A career change that might take her in a completely new direction—onto the front line even—had never occurred to her. Until now.
‘I might think about what you said,’ she told Matt as they made their way back downstairs. ‘I could do with a new life.’
‘Really? You not happy with the old one?’
Tori could have sworn she read real concern in Matt’s eyes and she bit back the denial leaping to her lips.
‘It’s been a weird few months,’ she admitted. ‘I’m not enjoying anything right now as much as I used to.’
‘What happened to change things?’ Matt not only slowed down on the stairs, he paused on the landing. Tori stopped as well.
‘It’s your fault again,’ she said with a grin. ‘It was that USAR course that did it.’
Matt raised his eyebrows in both a silent protest and question.
‘You remember that cyclone that was happening in the Pacific then?’
Matt nodded but then frowned. ‘But USAR didn’t get activated for that.’

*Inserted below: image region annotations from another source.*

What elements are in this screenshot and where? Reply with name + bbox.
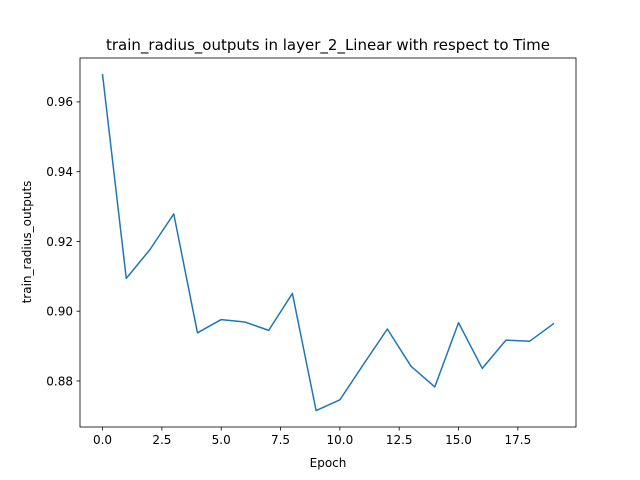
y-axis-ticks: 0.88 0.90 0.92 0.94 0.96 xyxy=(46,95,80,388)
x-tick-label: 5.0 xyxy=(212,433,231,447)
y-tick-label: 0.92 xyxy=(46,235,73,249)
x-tick-label: 17.5 xyxy=(504,433,531,447)
x-tick-label: 7.5 xyxy=(271,433,290,447)
axes-frame xyxy=(79,57,577,428)
x-tick-label: 10.0 xyxy=(327,433,354,447)
x-tick-label: 12.5 xyxy=(386,433,413,447)
y-tick-label: 0.96 xyxy=(46,95,73,109)
x-tick-label: 0.0 xyxy=(93,433,112,447)
chart-title: train_radius_outputs in layer_2_Linear w… xyxy=(106,36,550,55)
y-tick-label: 0.90 xyxy=(46,305,73,319)
x-axis-ticks: 0.0 2.5 5.0 7.5 10.0 12.5 15.0 17.5 xyxy=(93,427,531,447)
y-tick-label: 0.94 xyxy=(46,165,73,179)
x-axis-label: Epoch xyxy=(310,456,347,470)
plot-area xyxy=(79,57,577,428)
series-line-0 xyxy=(101,73,555,412)
y-axis-label: train_radius_outputs xyxy=(20,181,34,304)
x-tick-label: 15.0 xyxy=(445,433,472,447)
y-tick-label: 0.88 xyxy=(46,374,73,388)
x-tick-label: 2.5 xyxy=(152,433,171,447)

‘They sent a medical relief team, though, and thanks to doing that course, Sarah got called. I couldn’t go because my leg wasn’t up to it, but she went.’
‘Sarah’s your sister, yes?’
‘Foster-sister really, but we’re very close. We were both still living at home and we looked after Mum for ages before she died last year.’
‘I’m not quite following how this is my fault yet.’ Matt’s attention was fully focused on Tori and the sensation was far from unpleasant.
‘I went to that course and dragged Sarah along purely for your benefit, you know.’